Derzeit ist Facebooks Währung «Diem» in aller Munde.
Die Idee hat natürlich etwas Schlagendes, einen Konzern mit einem Nutzerstamm von knapp drei Milliarden Leuten in einen Finanzkonzern zu verwandeln und die Nutzer im Grunde in Kontoinhaber zu transformieren. Dadurch kann eine letzte Bastion staatlicher Hegemonie, nämlich das Währungsmonopol, unterlaufen werden. Und aus der Perspektive von Facebook ist es eine überaus interessante Angelegenheit, Geldschöpfungsprivilegien, also das, was man früher Seigniorage oder Schlagschatz genannt hat, zu privatisieren. Man baut den Konzern zu einer Art Investmentgesellschaft um, die ihr Geld mit der Ausgabe von Geld verdient.
Nun gibt es neben dem Finanzwesen einen weiteren zentralen Strang in Ihrem Buch, der sich speziell um Plattformökonomie und Social-Media-Unternehmen dreht. Ihre These ist, dass bei diesen Plattformen die ständige Zirkulation von Ressentiments zum Geschäftsmodell wird. Wie hängt das mit dem ersten Aspekt zusammen, dem Finanzwesen?
Da muss ich verschiedene Zwischenschritte vornehmen. Ein erster wichtiger Schritt besteht in der Feststellung, dass die Plattformunternehmen, deren Entstehung in den Neunzigerjahren zu beobachten und deren grosser Take-off nach der Dotcom-Blase zu verzeichnen ist, aufgrund verschiedener geschäftlicher Vorteile eine hohe Attraktivität für Finanzinvestoren haben. Beispielsweise haben diese Konzerne wenig Fixkapital zu pflegen: Uber besitzt keine Autos, Airbnb keine Wohnungen.
Sie lösen sich im Grunde von den Produktionsmitteln.
Genauer: Ihre Produktionsmittel sind vor allem Hard- und Software. Zugleich können sie eine rabiate Externalisierung von Arbeitskosten betreiben, etwa durch Wegwerfarbeiter oder Tagelöhner, die überall unterwegs sind in unseren Städten. Wie Finanzunternehmen auch sind die Plattformen zudem überaus artistisch in der Steuervermeidung, weil lizenzierte Datenprodukte recht leicht über die Grenzen zu transportieren sind, anders als Fabrikanlagen. Und was diese Unternehmen, aber auch die Finanzinvestoren besonders lieben: Sie folgen dem power law, also dem exponentiellen Wachstum, das durch Netzwerkeffekte generiert wird.
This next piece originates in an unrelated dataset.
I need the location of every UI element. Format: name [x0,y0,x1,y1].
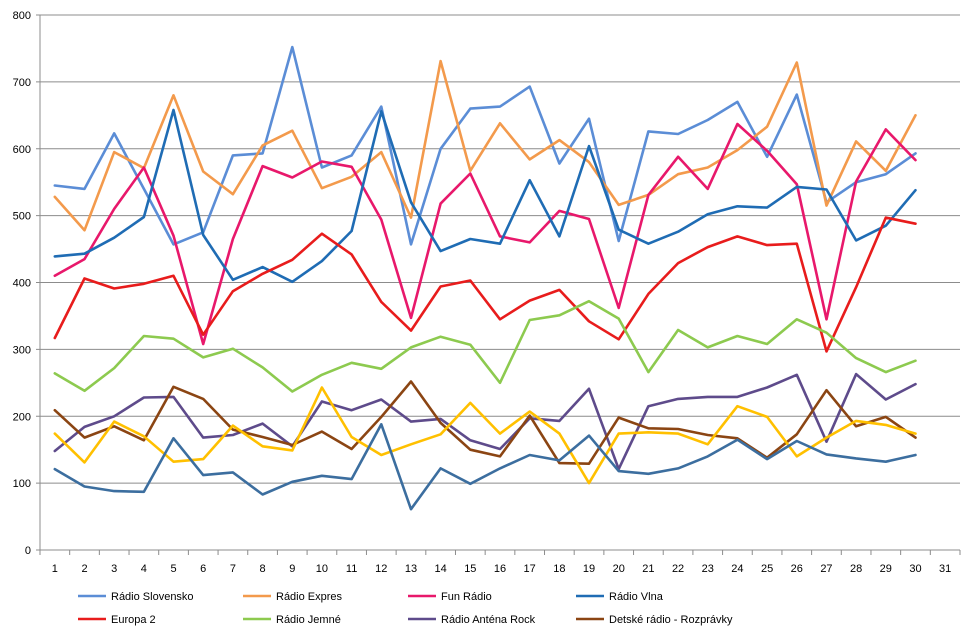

Das prägt eine gleichsam naturwüchsige Tendenz zur Monopolbildung und dazu, bestehende Märkte zu zerstören.
«Netzwerkeffekte» meint die Potenzierung von Nutzerzahlen – Nutzerinnen generieren Nutzerinnen?
Ja, bei einem linearen Wachstum von Knoten im Netz zeichnen sich die möglichen Beziehungen, die zwischen den Knoten existieren, durch nicht-lineare oder konvexe Wachstumskurven aus. Nutzer verzinsen sich gewissermassen mit Nutzern. Damit können die sogenannten Grenzkosten radikal gesenkt werden. Für den Ausbau der Unternehmen muss man dann nicht etwa zusätzlich Immobilien bauen, sondern nur die Rechnerkapazitäten erweitern.
Wenn man die Veränderungen berücksichtigt, die Sie eben beschrieben haben, was passiert dann mit klassischen kapitalismuskritischen Kategorien wie Ausbeutung, Entfremdung, Mehrwert? Taugen die noch zur Beschreibung?
Eine Sache ist entscheidend: Diese Unternehmen haben mit Gütern zu tun, die Ökonomen nicht-rivalisierende Güter nennen, also Güter, die sich durch Unknappheit auszeichnen. Information wird durch den Gebrauch nicht weniger, anders als der Wein in der Flasche oder das Benzin im Tank. Aus diesem Grund, und das ist so simpel wie clever, müssen diese Unternehmen den Zugang zur Information asymmetrieren. Diejenigen, die Daten produzieren – also das, was man User oder sogar «Produser» nennt –, müssen vom Zugang zu dem, was sie selbst in diesen Netzwerken produzieren, konsequent ausgeschlossen werden.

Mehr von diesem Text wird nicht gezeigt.